Randy was buried in Hampton Cemetery, across from the United Methodist Church where he was a member of the MYF.
Bud says that organization and church took on the project of erecting the chapel the following year. The St.Clair family provides the land. Oral Starkey and Cecil Linger, members of the church, designed the chapel and assisted other volunteers in building it. Memorial donations paid for the materials.
Responsibility for maintenance has fallen variously over the years: Ron Hinkle says his son and a buddy mowed the property, a memorial park for all children of the area, for a couple of summers. Volunteers from the church have kept it up, as have Bud and Charles. The last few years, Bud's been unable to do the work because of a bad heart, and he says the condition of the property is suffering. It bothers him.

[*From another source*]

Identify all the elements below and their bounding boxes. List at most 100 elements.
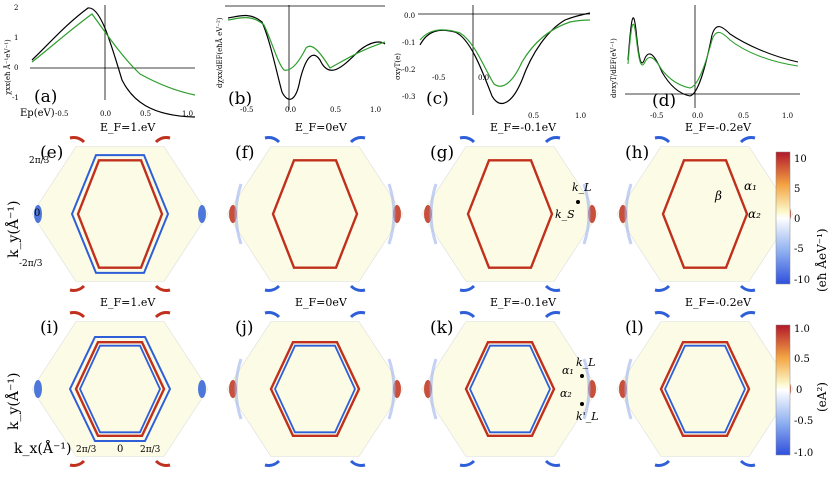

Bud still likes to go to the chapel occasionally and remember his son and the wonderful times they had together.
"I still see people up there, taking pictures and looking around," he says.
On Christmas Day, 2006, Charles honored the brother he never knew - he was adopted after Randy died - by getting married in the chapel that bears his name.
"We had 17 people there," Charles says. "We actually all didn't fit in there, but it was close."
As for whether or not Charles and his bride, Kristen Chapman, were able to walk down the aisle side-by-side, Charles says, with a laugh "Sort of, somewhat."
When their first son was born, Charles debated about naming him in honor of Randy. He decided not to, but says that's not the end of the matter.
"If we have another boy, we are going to name him after Randy," Charles says.
The Randy Brown Memorial Chapel is at the corner of Route 20 and Sago Road, south of Buckhannon; it is open year-around.